From 11 am to 12 pm I attended a high-level briefing by the chair of the IPCC (intergovernmental Panel on Climate Change).  He confirmed that none of the so-called “climategate” text found its way into the recent IPCC report, as procedure ensures that all interested nations approve any information that is drafted before it is finalized.  We discussed the role of science and politics in the current negotiations, as well as how we should react to those like Lord Monckton, who called us “Hitler’s Youth”.  We also discussed the differences between a politically binding and a legally binding agreement, in addition to financing, tech transfer and the role of alternatives like nuclear.

At 2:30 (until 3:00) was a high-level briefing with the President of the COP, Connie Hedegaard, and others.  Unfortunately youth did not have so much of an opportunity to participate in this discussion.  Since we had some time to kill, a few of us spent some time following Jim Prentice around until he disappeared into the Canadian delegate’s main meeting room.  Eventually we were escorted out by their public point person (who at least was willing to answer our questions and give us his contact info as well as the email addresses of Jim Prentice and Michael Martin).  Later on Sylvie and Sarah (UWSP/UW delegate members) flagged Prentice down and questioned his motives regarding the negotiations.

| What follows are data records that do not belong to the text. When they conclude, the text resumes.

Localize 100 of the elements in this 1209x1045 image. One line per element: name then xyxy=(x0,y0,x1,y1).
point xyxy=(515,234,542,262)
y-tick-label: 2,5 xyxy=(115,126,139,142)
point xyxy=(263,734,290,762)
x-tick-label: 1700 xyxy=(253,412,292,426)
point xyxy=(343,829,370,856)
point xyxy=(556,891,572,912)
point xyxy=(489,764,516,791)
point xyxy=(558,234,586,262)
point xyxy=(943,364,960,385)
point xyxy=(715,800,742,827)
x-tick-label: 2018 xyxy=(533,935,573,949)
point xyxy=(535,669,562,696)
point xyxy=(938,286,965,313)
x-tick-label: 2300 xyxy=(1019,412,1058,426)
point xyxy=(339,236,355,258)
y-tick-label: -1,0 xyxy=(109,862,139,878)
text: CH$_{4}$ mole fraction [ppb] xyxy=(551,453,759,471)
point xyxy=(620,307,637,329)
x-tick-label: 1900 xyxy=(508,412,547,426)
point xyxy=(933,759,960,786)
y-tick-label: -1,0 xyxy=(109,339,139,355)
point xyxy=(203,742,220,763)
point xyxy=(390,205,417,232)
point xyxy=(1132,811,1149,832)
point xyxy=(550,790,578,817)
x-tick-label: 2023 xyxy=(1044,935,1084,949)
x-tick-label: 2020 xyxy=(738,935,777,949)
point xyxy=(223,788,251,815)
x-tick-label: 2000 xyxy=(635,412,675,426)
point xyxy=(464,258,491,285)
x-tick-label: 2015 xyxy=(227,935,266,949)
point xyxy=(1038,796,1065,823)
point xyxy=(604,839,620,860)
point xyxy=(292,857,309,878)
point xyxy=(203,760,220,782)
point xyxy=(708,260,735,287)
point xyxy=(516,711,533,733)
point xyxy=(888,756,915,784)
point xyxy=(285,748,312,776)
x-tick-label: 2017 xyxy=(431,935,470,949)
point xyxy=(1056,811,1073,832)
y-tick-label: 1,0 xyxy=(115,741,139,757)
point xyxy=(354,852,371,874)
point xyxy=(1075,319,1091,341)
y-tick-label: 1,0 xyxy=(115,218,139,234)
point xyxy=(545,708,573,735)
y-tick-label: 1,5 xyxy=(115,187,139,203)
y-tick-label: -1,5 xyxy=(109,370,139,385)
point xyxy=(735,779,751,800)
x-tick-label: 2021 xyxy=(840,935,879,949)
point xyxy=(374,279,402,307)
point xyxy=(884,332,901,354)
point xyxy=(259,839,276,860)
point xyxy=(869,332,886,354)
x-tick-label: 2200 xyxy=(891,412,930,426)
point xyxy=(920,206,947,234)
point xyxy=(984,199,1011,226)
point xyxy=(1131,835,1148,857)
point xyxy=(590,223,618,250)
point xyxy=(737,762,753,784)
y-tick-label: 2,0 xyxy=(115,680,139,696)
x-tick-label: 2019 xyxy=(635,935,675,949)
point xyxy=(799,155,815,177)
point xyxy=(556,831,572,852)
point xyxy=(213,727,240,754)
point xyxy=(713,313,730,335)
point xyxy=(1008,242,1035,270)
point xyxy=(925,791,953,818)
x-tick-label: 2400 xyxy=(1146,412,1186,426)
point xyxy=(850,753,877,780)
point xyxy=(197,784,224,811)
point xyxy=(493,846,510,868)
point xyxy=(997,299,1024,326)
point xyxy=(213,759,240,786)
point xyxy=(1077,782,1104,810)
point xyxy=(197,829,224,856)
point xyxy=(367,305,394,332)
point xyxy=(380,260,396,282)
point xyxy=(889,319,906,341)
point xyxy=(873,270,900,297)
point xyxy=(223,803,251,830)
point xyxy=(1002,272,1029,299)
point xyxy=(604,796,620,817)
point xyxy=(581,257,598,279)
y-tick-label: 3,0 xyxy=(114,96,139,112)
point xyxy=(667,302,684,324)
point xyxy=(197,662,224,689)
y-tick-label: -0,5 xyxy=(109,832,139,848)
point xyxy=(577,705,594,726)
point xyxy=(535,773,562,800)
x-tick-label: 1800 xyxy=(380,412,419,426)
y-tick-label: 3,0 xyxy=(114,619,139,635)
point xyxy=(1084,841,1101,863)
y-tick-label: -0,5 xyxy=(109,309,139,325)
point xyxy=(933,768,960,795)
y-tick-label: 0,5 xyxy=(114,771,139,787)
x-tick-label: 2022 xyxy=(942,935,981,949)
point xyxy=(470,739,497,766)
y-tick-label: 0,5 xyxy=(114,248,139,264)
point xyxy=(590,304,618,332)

After dinner we made our way back to Klimforum to watch the “Suicide Pact or Survival Pact” event with Bill McKibben and the President of the Maldives.  Turns out that the President of the Maldives was an hour late, so poor Bill had to keep stalling (“Just 20 more minutes… I’m told the President will be still another 20 minutes…. Ok, I’ve just gotten word that the President will be here in 10 minutes…” etc.).  We looked at a whole array of 350 photos (mostly from the October 24 Global Day of Action, which was until yesterday the largest global day of action in history.  According to Bill (who calculated this figure using a program that MIT brought over), the targets that were being discussed by leaders at this point in time would mean that at the turn of the century we’d have over 750 ppm of CO2 in the atmosphere!  Anyway, the President finally arrived.  What an ordeal! He had spent months at a time, adding up to about 5 years, in prison because he and others kept protesting the oppression of their government, and now he stood before us as the Malives’ first democratically elected President it’s ever seen!

Dinner again at the Chinese restaurant down the street, one of the only affordable places to eat.  This place on the third night (Monday the 7) was where I used chopsticks for the first time, and now I’m getting quite used to it…  I know… for someone who is half Chinese that’s a little sad… :).

On Tuesday 15 December

This morning we slept in a short while then headed off in a hurry to catch the Energy Tours bus (we” being Laura, an independent delegate from Manitoba, and I).  We got to the Bella Center station only 10 minutes before the bus left, and found that there was a minimum of a 5-hour wait for registration!  Today was also the first day where secondary badges were necessary, and so we had to walk around and wait by the side of the street for the bus to leave the Bella Center area before we could get on.

We boarded another boat and took a tour of a small, 40MW wind farm (owned also by Dong Energies).  It was great (but freaking cold)!  While heading out we all had a presentation by some Dong reps and a free lunch.  We took some pictures and a video at the turbines, where you could actually hear the blades slicing through the air from our position under the turbine.  While circling the farm I joined a conversation between Dong reps and the Director of OSEA (Ontario Sustainable Energy Association), then networked a bit with him after the Dong reps left.  Looking like a possible co-op/collaboration! On our way back to the port we experienced the first actual snowfall of the season :).